Tras una vida de muchos errores y sufrimiento, Jacob obtuvo la bendición mayor de su vida cuando tenía ciento treinta años. ¡Reencontró a su hijo preferido, a quien creía muerto y aún lloraba sin consuelo! ¿Cómo imaginar que sus hermanos, por envidia, le habían vendido como esclavo a una caravana madianita?

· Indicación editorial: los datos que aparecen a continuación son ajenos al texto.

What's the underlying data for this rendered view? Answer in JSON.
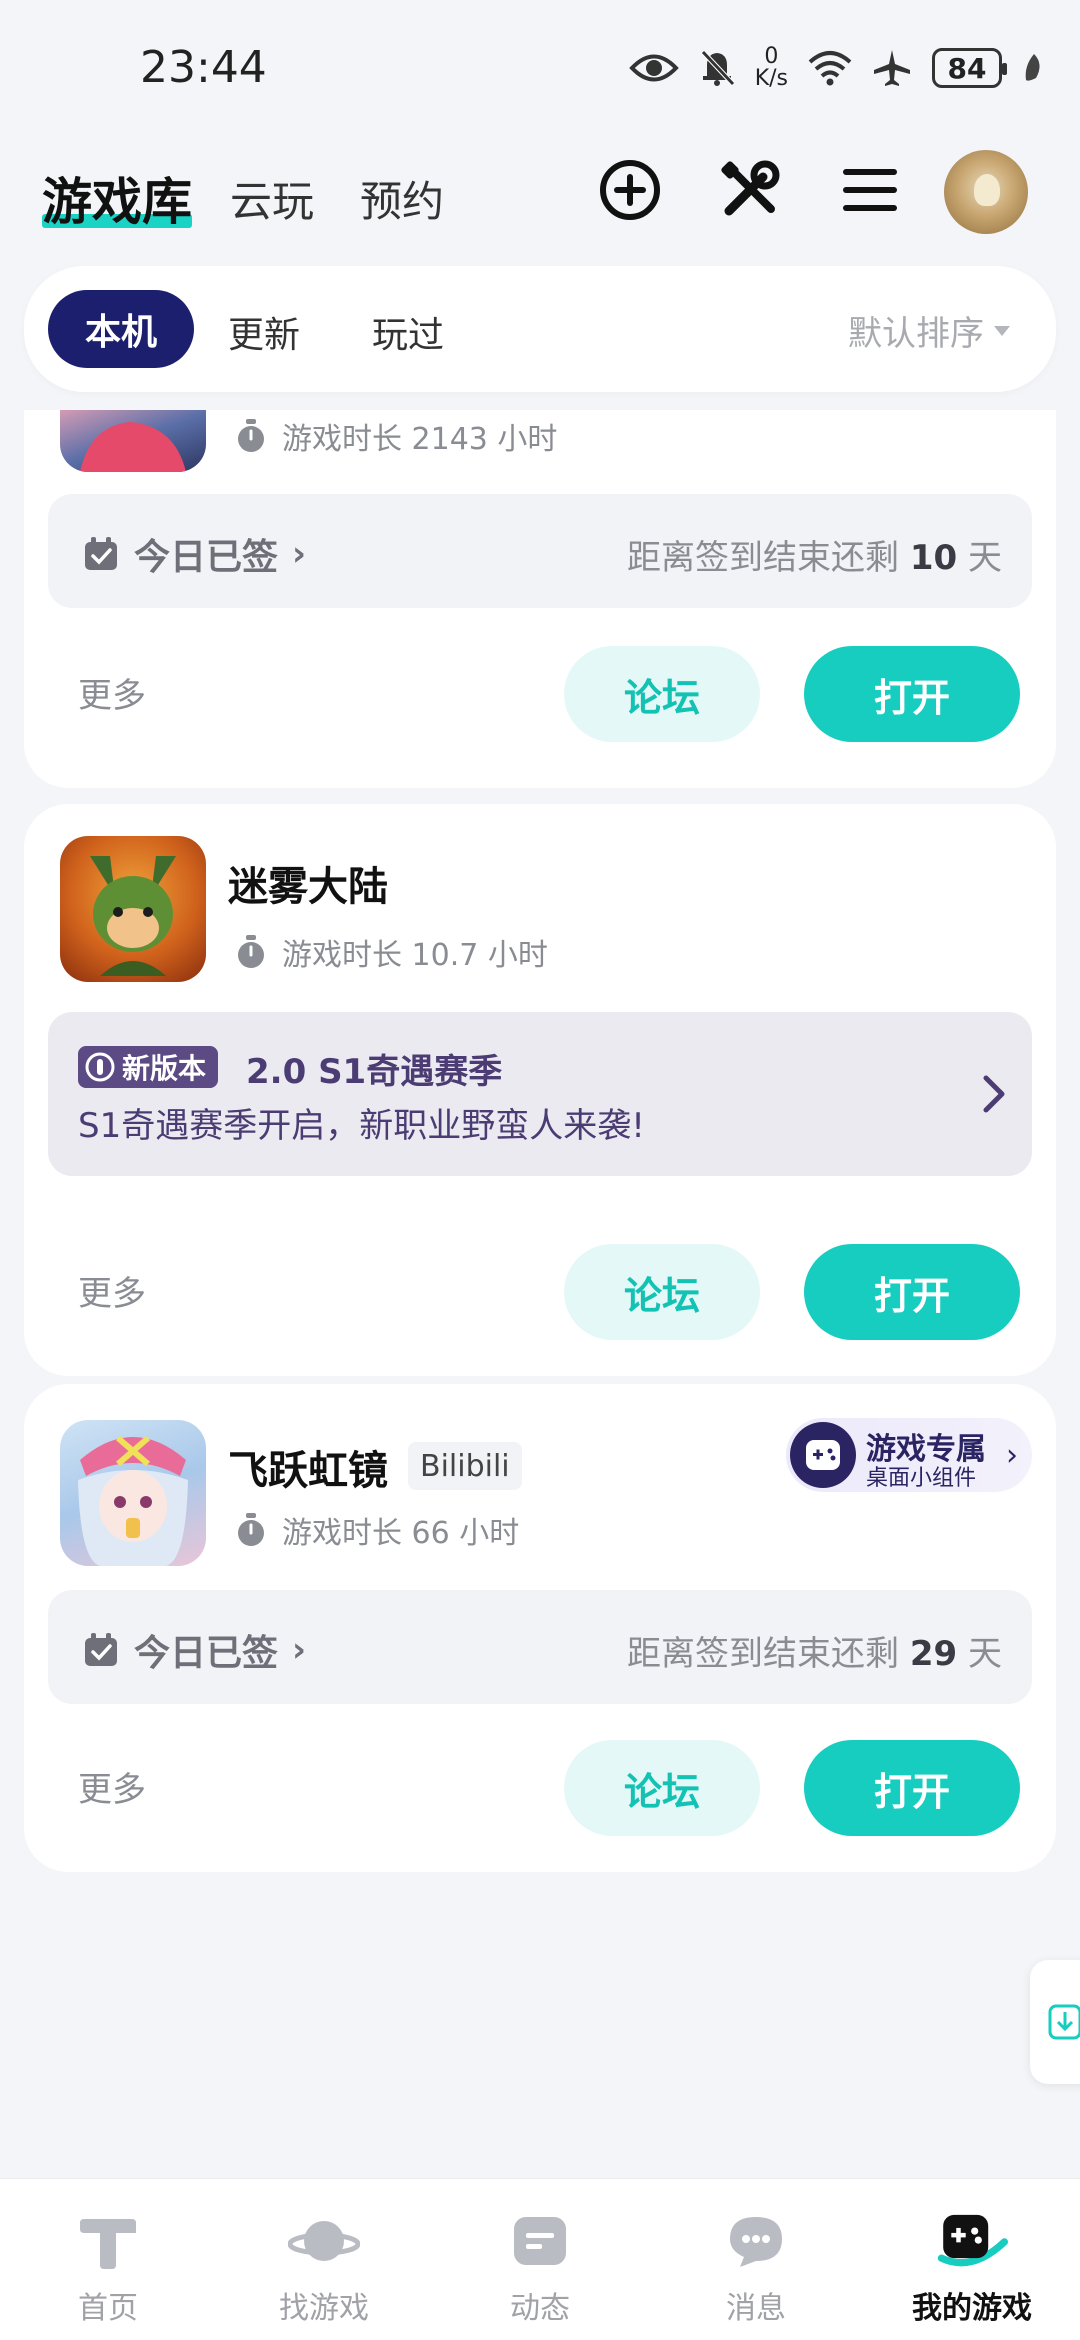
{
  "status_bar": {
    "time": "23:44",
    "net_speed_value": "0",
    "net_speed_unit": "K/s",
    "battery": "84",
    "icons": [
      "eye-icon",
      "bell-mute-icon",
      "wifi-icon",
      "airplane-icon",
      "leaf-icon"
    ]
  },
  "header": {
    "tabs": [
      {
        "label": "游戏库",
        "active": true
      },
      {
        "label": "云玩"
      },
      {
        "label": "预约"
      }
    ],
    "actions": [
      "add-circle-icon",
      "tools-icon",
      "menu-icon"
    ]
  },
  "filter": {
    "chips": [
      "本机",
      "更新",
      "玩过"
    ],
    "active": "本机",
    "sort_label": "默认排序"
  },
  "cards": [
    {
      "title": "",
      "playtime": "游戏时长 2143 小时",
      "sign": {
        "status": "今日已签",
        "remaining_prefix": "距离签到结束还剩",
        "remaining_days": "10",
        "remaining_suffix": "天"
      },
      "more": "更多",
      "forum": "论坛",
      "open": "打开"
    },
    {
      "title": "迷雾大陆",
      "playtime": "游戏时长 10.7 小时",
      "news": {
        "badge": "新版本",
        "title": "2.0 S1奇遇赛季",
        "desc": "S1奇遇赛季开启，新职业野蛮人来袭!"
      },
      "more": "更多",
      "forum": "论坛",
      "open": "打开"
    },
    {
      "title": "飞跃虹镜",
      "tag": "Bilibili",
      "playtime": "游戏时长 66 小时",
      "widget": {
        "line1": "游戏专属",
        "line2": "桌面小组件"
      },
      "sign": {
        "status": "今日已签",
        "remaining_prefix": "距离签到结束还剩",
        "remaining_days": "29",
        "remaining_suffix": "天"
      },
      "more": "更多",
      "forum": "论坛",
      "open": "打开"
    }
  ],
  "bottom_nav": [
    {
      "label": "首页",
      "icon": "home-t-icon"
    },
    {
      "label": "找游戏",
      "icon": "planet-icon"
    },
    {
      "label": "动态",
      "icon": "feed-icon"
    },
    {
      "label": "消息",
      "icon": "chat-bubble-icon"
    },
    {
      "label": "我的游戏",
      "icon": "gamepad-icon",
      "active": true
    }
  ],
  "colors": {
    "accent": "#17cdbf",
    "navy": "#1c1f6e",
    "purple": "#4b3d74"
  }
}
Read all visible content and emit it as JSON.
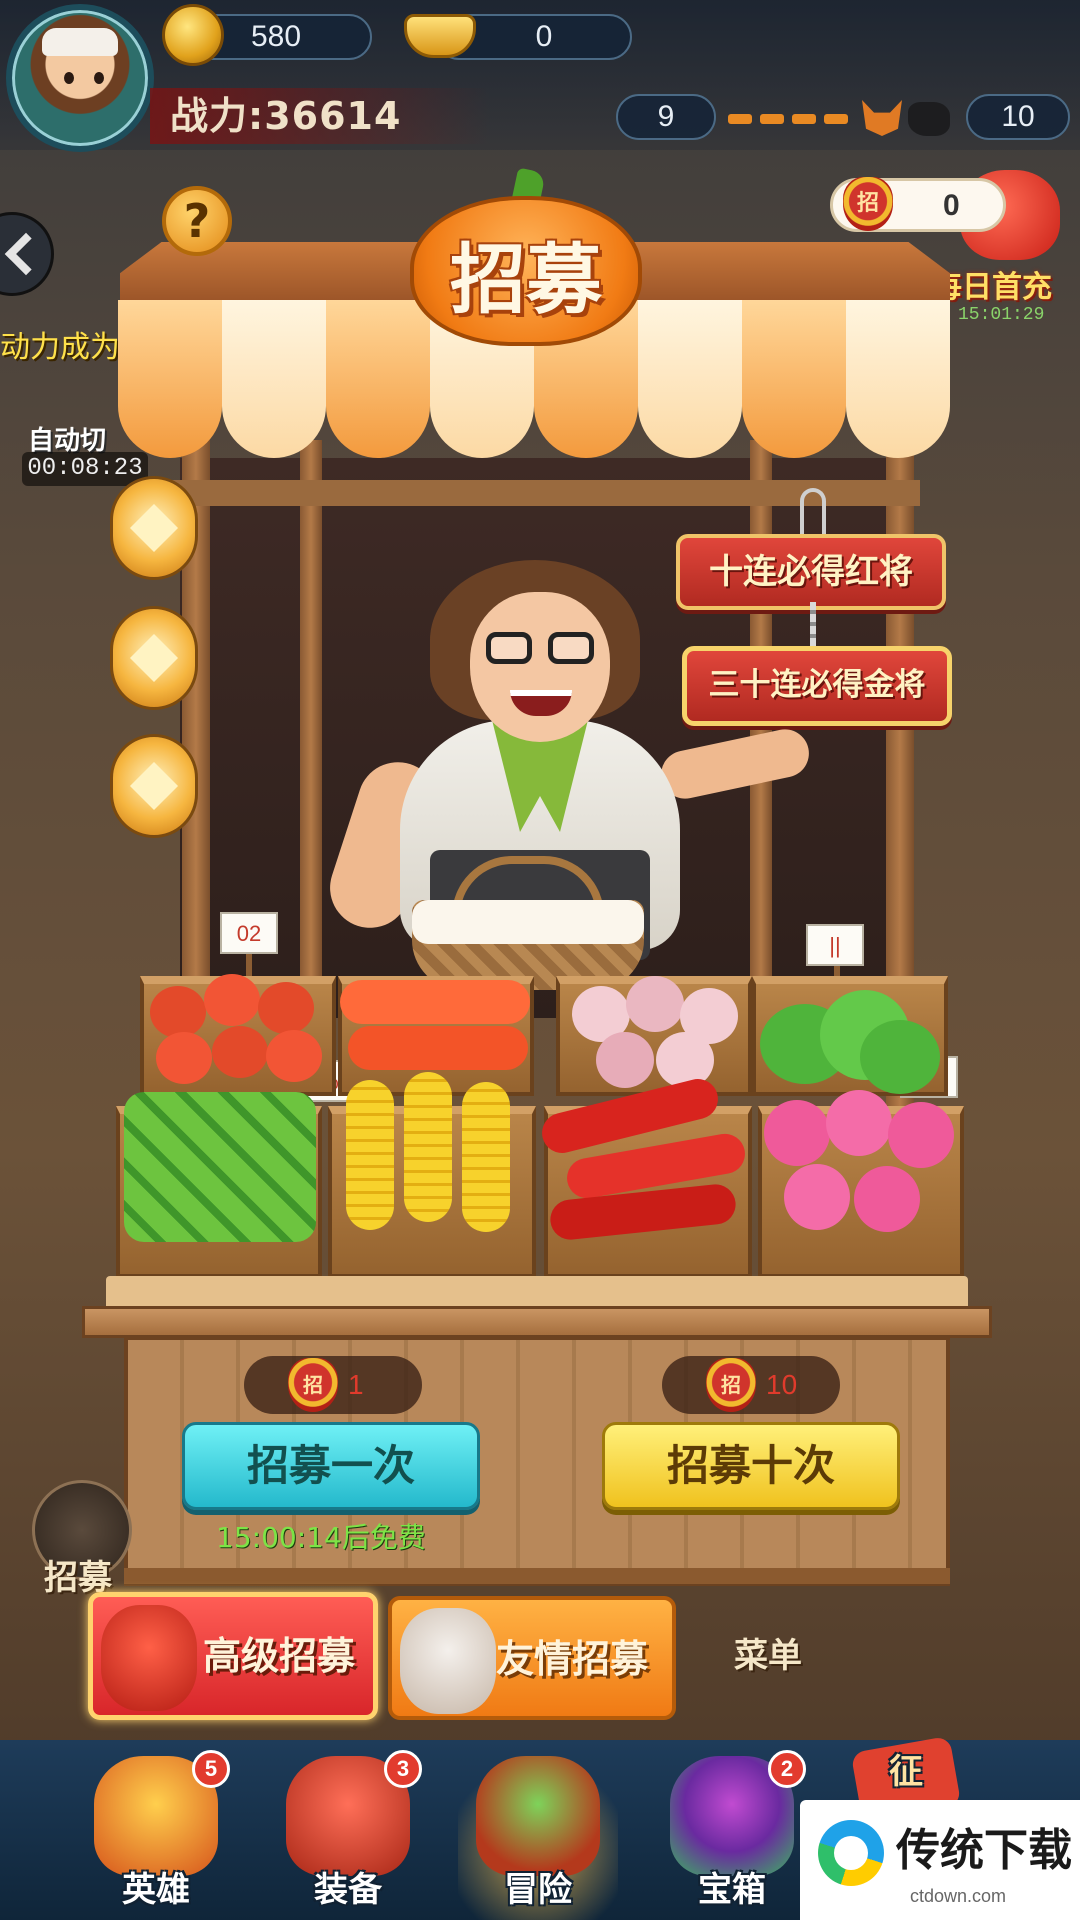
{
  "top_bar": {
    "coins": "580",
    "ingots": "0",
    "power_label": "战力:36614",
    "stamina_left": "9",
    "stamina_right": "10"
  },
  "side": {
    "marquee": "动力成为顶尖大厨!",
    "auto_label": "自动切",
    "auto_timer": "00:08:23",
    "daily_recharge": "每日首充",
    "daily_timer": "15:01:29",
    "ticket_count": "0",
    "recruit_side_label": "招募"
  },
  "stall": {
    "title": "招募",
    "help_symbol": "?",
    "sign_red_general": "十连必得红将",
    "sign_gold_general": "三十连必得金将",
    "price_tags": [
      "02",
      "%",
      "||",
      "%"
    ]
  },
  "recruit": {
    "ticket_icon_char": "招",
    "once_cost": "1",
    "ten_cost": "10",
    "once_label": "招募一次",
    "ten_label": "招募十次",
    "free_timer": "15:00:14后免费"
  },
  "modes": {
    "advanced": "高级招募",
    "friend": "友情招募",
    "menu": "菜单"
  },
  "nav": {
    "items": [
      {
        "label": "英雄",
        "badge": "5"
      },
      {
        "label": "装备",
        "badge": "3"
      },
      {
        "label": "冒险",
        "badge": ""
      },
      {
        "label": "宝箱",
        "badge": "2"
      },
      {
        "label": "征",
        "badge": ""
      }
    ]
  },
  "watermark": {
    "title": "传统下载",
    "url": "ctdown.com"
  },
  "colors": {
    "accent_orange": "#f17b14",
    "button_cyan": "#24b9cc",
    "button_yellow": "#f0c21e",
    "timer_green": "#7de346",
    "badge_red": "#e23b2e"
  }
}
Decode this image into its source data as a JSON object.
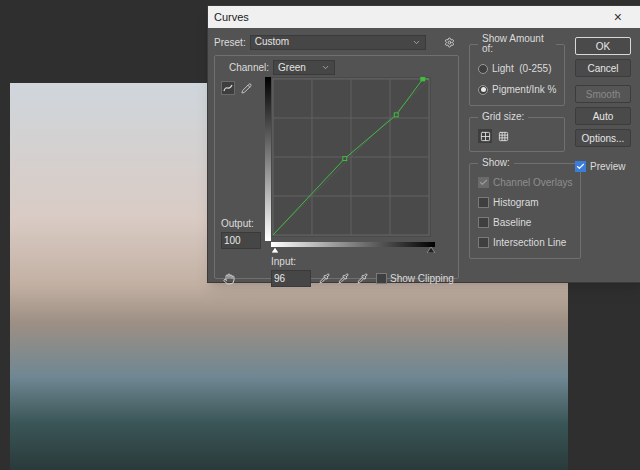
{
  "window": {
    "title": "Curves",
    "close": "×"
  },
  "preset": {
    "label": "Preset:",
    "value": "Custom"
  },
  "channel": {
    "label": "Channel:",
    "value": "Green"
  },
  "curve": {
    "points": [
      {
        "input": 0,
        "output": 0,
        "selected": false
      },
      {
        "input": 46,
        "output": 49,
        "selected": false
      },
      {
        "input": 79,
        "output": 77,
        "selected": false
      },
      {
        "input": 96,
        "output": 100,
        "selected": true
      }
    ]
  },
  "output": {
    "label": "Output:",
    "value": "100"
  },
  "input": {
    "label": "Input:",
    "value": "96"
  },
  "show_clipping": {
    "label": "Show Clipping",
    "checked": false
  },
  "show_amount": {
    "title": "Show Amount of:",
    "options": [
      {
        "label": "Light  (0-255)",
        "selected": false
      },
      {
        "label": "Pigment/Ink %",
        "selected": true
      }
    ]
  },
  "grid_size": {
    "title": "Grid size:",
    "options": [
      {
        "kind": "coarse",
        "selected": true
      },
      {
        "kind": "fine",
        "selected": false
      }
    ]
  },
  "show": {
    "title": "Show:",
    "options": [
      {
        "label": "Channel Overlays",
        "checked": true,
        "disabled": true
      },
      {
        "label": "Histogram",
        "checked": false,
        "disabled": false
      },
      {
        "label": "Baseline",
        "checked": false,
        "disabled": false
      },
      {
        "label": "Intersection Line",
        "checked": false,
        "disabled": false
      }
    ]
  },
  "buttons": [
    {
      "label": "OK",
      "disabled": false,
      "default": true
    },
    {
      "label": "Cancel",
      "disabled": false,
      "default": false
    },
    {
      "label": "Smooth",
      "disabled": true,
      "default": false
    },
    {
      "label": "Auto",
      "disabled": false,
      "default": false
    },
    {
      "label": "Options...",
      "disabled": false,
      "default": false
    }
  ],
  "preview": {
    "label": "Preview",
    "checked": true
  }
}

El antiguo engañador fue engañado también por sus impíos hijos. Sin embargo, José, su hijo que más sufrió, aparece convertido en funcionario prominente de Egipto y se echó sobre el cuello de su padre amado llorando largamente cuando este menos lo esperaba. Jacob, pensando que moría de emoción dijo: Muera yo ahora, ya que he visto tu rostro y sé que aún vives (Génesis 46:30). No obstante, viviría mucho más —probablemente los mejores años de su vida—, comprobando que la tragedia ocurrida a José, por la gracia de Dios se convirtió en la provisión divina para salvar del hambre a toda su familia y asegurar el destino posterior de la nación hebrea. ¡Dios tiene caminos muy peculiares para cumplir sus propósitos! Nada es imposible para él.
Diecisiete años más tarde, Jacob falleció rodeado de todos sus hijos, bendiciéndoles y a la vez, profetizándoles: He aquí yo muero, pero Dios estará con vosotros y os hará volver a la tierra de vuestros padres (Génesis 48:21). Lo que Dios le prometió a él cuando huyó temeroso de su casa, Jacob lo profetizó a sus hijos manifestando así su profunda fe declarando que el pueblo hebreo volvería a la tierra de sus padres. Tal como deseaba, fue sepultado en la cueva de Macpela en Canaán, junto a sus abuelos Abraham y Sara, sus padres Isaac y Rebeca, y Lea, su primera esposa. ¿Imaginó Jacob cuando salió huyendo cuán idílico sería el final de su vida?
¡Qué historia tan llena de matices y enseñanzas fabulosas!
Tú y yo al igual que Jacob podremos errar y fallarle a Dios debido a nuestra condición humana; ya sea instados por circunstancias incontrolables que nos desconcierten o por tentaciones que logren envolvernos. También puede que sin darnos cuenta cometamos errores que dañen nuestro crecimiento y testimonio cristiano. ¡Más la inefable gracia de Dios nos sostendrá y nos levantará! Como Pablo, si identificamos aguijones en nuestra carne que nos abofetean, sabemos que solo cuando somos conscientes de nuestras debilidades es que puede reposar en nosotros el poder de Cristo.
He comenzando a vivir mi octava década de vida y han transcurrido más de sesenta años desde aquella tarde de abril de 1960 cuando sentí que Dios me llamaba al ministerio pastoral. Entonces, muy asustado, protesté:
—¿Por qué a mí, Señor? ¡No sirvo para eso y mis planes son otros!
La insondable gracia de Dios, sin embargo, transformó mis planes y todavía intento ser fiel al llamado divino a pesar de mi incompetencia. Sí, he fallado muchas veces, pero como Jacob, me aferro al ángel de la fe, consciente de que Dios me ha bendecido más de lo que merezco. Cuando miro hacia atrás —algo muy fácil a mi edad— me emociona constatar que los propósitos de Dios siempre se cumplieron.
Por ello me aferro cada vez más al maravilloso misterio de la gracia divina, don incomparable, fuente inagotable, mi alma puede allí su sed calmar, tal como decía el antiguo himno. He comprobado que meditar en la gracia de Dios me da paz en las situaciones más difíciles. Te invito a que medites en la gracia de Dios e intentes hacer la lista de las muchas bendiciones inmerecidas que has recibido en tu vida.
Te aseguro que ello te dará paz, la bendita paz que solo Dios te puede dar.